Infatti a margine delle Olimpiadi Miller ha incontrato a Sochi il CEO della Shell, Ben van Buerden, con cui ha firmato un accordo per la produzione di gas naturale con il progetto "Sakhalin II". Gestito dalla compagnia Sakhalin Energy, il cui 50% della proprietà è di Gazprom, il 27.5% di Shell, il resto in mano a partner asiatici, il progetto è basato sull'omonima isola russa a nord del Giappone. Le stime iniziali parlavano di un deposito di 563 miliardi di metri cubi, ma ora il volume totale è salito a 682 miliardi, il che ha permesso nel 2013 l'estrazione di quasi 11 milioni di tonnellate di gas naturale liquido e di 5.4 milioni di tonnellate di petrolio.
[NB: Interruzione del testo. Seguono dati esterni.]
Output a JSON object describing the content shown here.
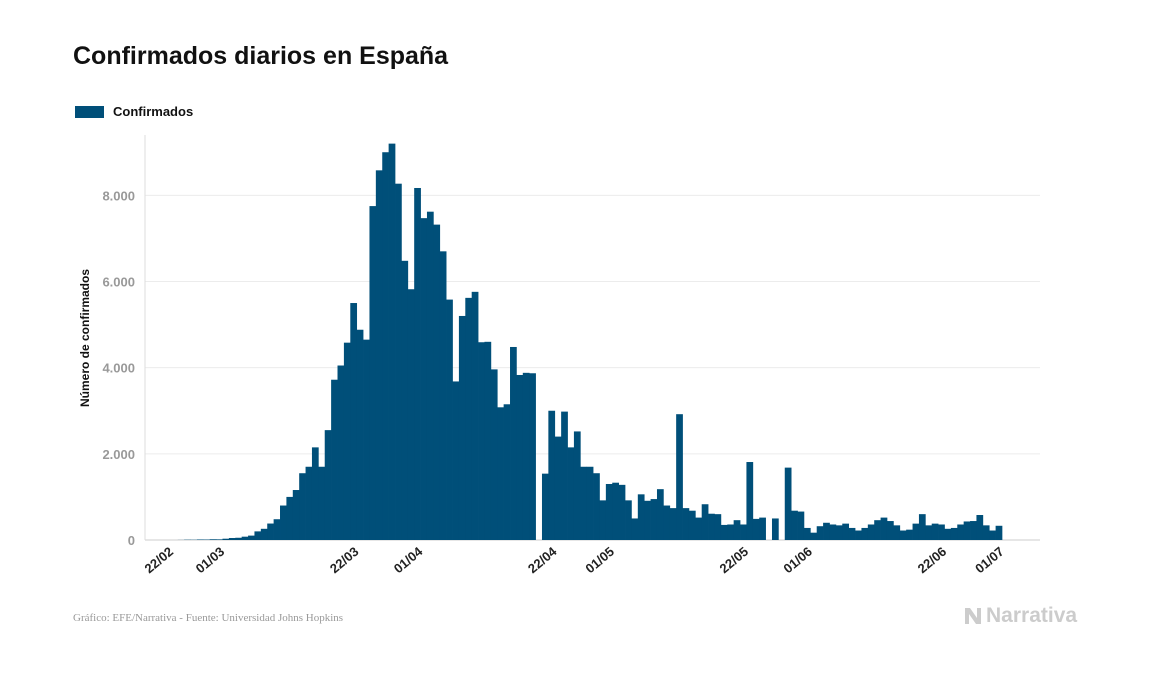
{
  "title": "Confirmados diarios en España",
  "legend": {
    "label": "Confirmados",
    "color": "#004f79"
  },
  "source": "Gráfico: EFE/Narrativa - Fuente: Universidad Johns Hopkins",
  "brand": {
    "name": "Narrativa",
    "icon": "narrativa-logo-icon"
  },
  "chart_data": {
    "type": "bar",
    "title": "Confirmados diarios en España",
    "xlabel": "",
    "ylabel": "Número de confirmados",
    "ylim": [
      0,
      9400
    ],
    "yticks": [
      0,
      2000,
      4000,
      6000,
      8000
    ],
    "ytick_labels": [
      "0",
      "2.000",
      "4.000",
      "6.000",
      "8.000"
    ],
    "grid": true,
    "legend_position": "top-left",
    "start_date": "2020-02-22",
    "xticks": [
      {
        "index": 0,
        "label": "22/02"
      },
      {
        "index": 8,
        "label": "01/03"
      },
      {
        "index": 29,
        "label": "22/03"
      },
      {
        "index": 39,
        "label": "01/04"
      },
      {
        "index": 60,
        "label": "22/04"
      },
      {
        "index": 69,
        "label": "01/05"
      },
      {
        "index": 90,
        "label": "22/05"
      },
      {
        "index": 100,
        "label": "01/06"
      },
      {
        "index": 121,
        "label": "22/06"
      },
      {
        "index": 130,
        "label": "01/07"
      }
    ],
    "series": [
      {
        "name": "Confirmados",
        "color": "#004f79",
        "values": [
          0,
          0,
          2,
          7,
          6,
          12,
          11,
          17,
          15,
          30,
          46,
          52,
          77,
          102,
          200,
          260,
          382,
          482,
          800,
          1000,
          1160,
          1550,
          1700,
          2150,
          1700,
          2550,
          3720,
          4050,
          4580,
          5500,
          4880,
          4650,
          7750,
          8580,
          9000,
          9200,
          8270,
          6480,
          5820,
          8170,
          7470,
          7620,
          7320,
          6700,
          5580,
          3680,
          5200,
          5620,
          5760,
          4590,
          4600,
          3960,
          3080,
          3150,
          4480,
          3830,
          3880,
          3870,
          0,
          1540,
          3000,
          2400,
          2980,
          2150,
          2520,
          1700,
          1700,
          1550,
          920,
          1300,
          1330,
          1280,
          920,
          500,
          1060,
          910,
          950,
          1180,
          800,
          740,
          2920,
          740,
          680,
          520,
          830,
          610,
          600,
          350,
          360,
          460,
          360,
          1810,
          490,
          520,
          0,
          500,
          0,
          1680,
          680,
          660,
          280,
          170,
          320,
          400,
          360,
          340,
          380,
          280,
          220,
          280,
          360,
          460,
          520,
          440,
          340,
          220,
          240,
          380,
          600,
          340,
          380,
          360,
          260,
          280,
          360,
          430,
          440,
          580,
          340,
          220,
          330
        ]
      }
    ]
  }
}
A Sochi Miller ha fatto un altro incontro, non fortuito: trattasi di Dusan Bajatovic, Direttore Generale della compagnia serba Srbijagas, con cui ha fatto il punto della situazione nella costruzione, già a buon punto, del gasdotto South Stream.

Il faraonico progetto dovrebbe portare il gas direttamente dalla Russia in EU attraverso il Mar Nero e via Bulgaria e Balcani, senza alcun tramite extracomunitario, arrivando in Austria e in Puglia. Proprio la Serbia, storicamente protetta dal Cremlino, ma recentemente molto vicina all'UE, dà grandi soddisfazioni a Miller, visto che la sezione serba del gasdotto, cominciata a fine 2013, dovrebbe essere ultimata l'anno prossimo. Insomma, da un'eventuale escalation della situazione in Ucraina hanno da perderci tutti, in termini economici: dall'Ucraina stessa, alla Russia, fino all'Unione Europea. Ma soprattutto ha da perderci Gazprom, a cui conviene che in Crimea non ci sia nemmeno uno starnuto.